Presentation information

[E] Poster

A (Atmospheric and Hydrospheric Sciences ) » A-CG Complex & General

[A-CG33] Multi-scale ocean-atmosphere interaction in the tropics

Mon. May 27, 2024 5:15 PM - 6:45 PM Poster Hall (Exhibition Hall 6, Makuhari Messe)

convener:Ingo Richter(JAMSTEC Japan Agency for Marine-Earth Science and Technology), Yu Kosaka(Research Center for Advanced Science and Technology, University of Tokyo), Michiya Hayashi(National Institute for Environmental Studies), Tomoki Tozuka(Department of Earth and Planetary Science, Graduate School of Science, The University of Tokyo)

5:15 PM - 6:45 PM

[ACG33-P04] A new subsurface precursor across the spring predictability barrier for the ENSO prediction

*Zhixiang Zhang1,2,3,4 (1.Institute of Oceanology, Chinese Academy of Sciences, 2.Pilot National Laboratory for Marine Science and Technology Qingdao, 3.Center for Ocean Mega-Science, Chinese Academy of Sciences, 4.University of Chinese Academy of Sciences)

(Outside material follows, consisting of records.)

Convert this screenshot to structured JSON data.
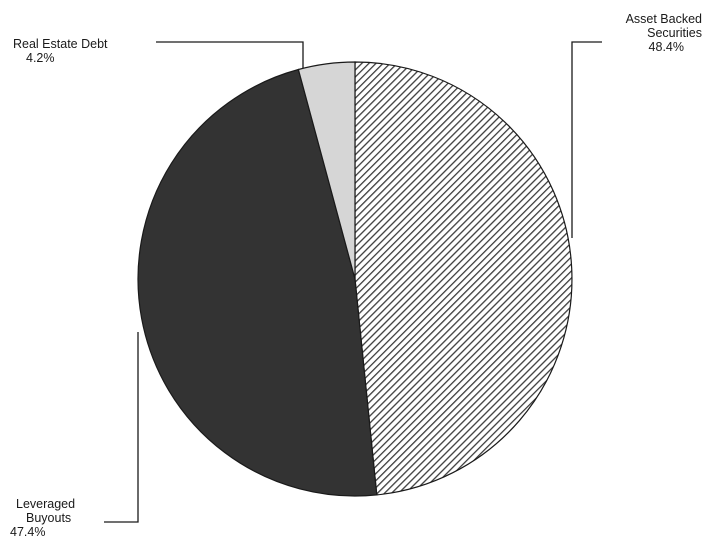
{
  "chart_data": {
    "type": "pie",
    "title": "",
    "slices": [
      {
        "label_lines": [
          "Asset Backed",
          "Securities"
        ],
        "pct_text": "48.4%",
        "value": 48.4,
        "fill": "hatch",
        "color": "#3c3c3c"
      },
      {
        "label_lines": [
          "Leveraged",
          "Buyouts"
        ],
        "pct_text": "47.4%",
        "value": 47.4,
        "fill": "solid",
        "color": "#333333"
      },
      {
        "label_lines": [
          "Real Estate Debt"
        ],
        "pct_text": "4.2%",
        "value": 4.2,
        "fill": "solid",
        "color": "#d6d6d6"
      }
    ],
    "start_angle_deg": 0,
    "direction": "clockwise",
    "legend": "none",
    "leader_lines": true,
    "colors": {
      "outline": "#1a1a1a",
      "hatch_bg": "#ffffff",
      "hatch_line": "#3c3c3c"
    }
  }
}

Keywords:El Niño-Southern Oscillation, Subsurface precursors, Regression analysis, Niño 3.4 index

Despite decades of research on forecasting the El Niño–Southern Oscillation (ENSO) in the past decades, skillfully predicting the ENSO across the spring predictability barrier remains challenging. In this study, we utilize the ensemble of four model products to identify a new subsurface precursor consisting of the anomalous equatorial zonal velocity over 180°–150°W and 140–180 m and potential temperature in the western Pacific (over 120°–140°E and 120–160 m), which could predict the ENSO before spring by applying regression analysis. Such a precursor can predict the Niño 3.4 index in December at a lead time of 13 months with a regressed correlation of 0.79. The anomalous subsurface zonal velocity in the central Pacific favors the eastward migration of the warm water during the development of El Niño. Further validations with diverse training and application periods indicate that for initialization in November, this new precursor shows high skills in predicting the Niño 3.4 index at a lead time of 6–18 months over 1993–2016, outperforming counterparts for the other traditional precursors. Our study can help highlight the importance of subsurface processes in the ENSO development, improving our general ability to predict the ENSO, and enabling better preparedness for the implications of its occurrence.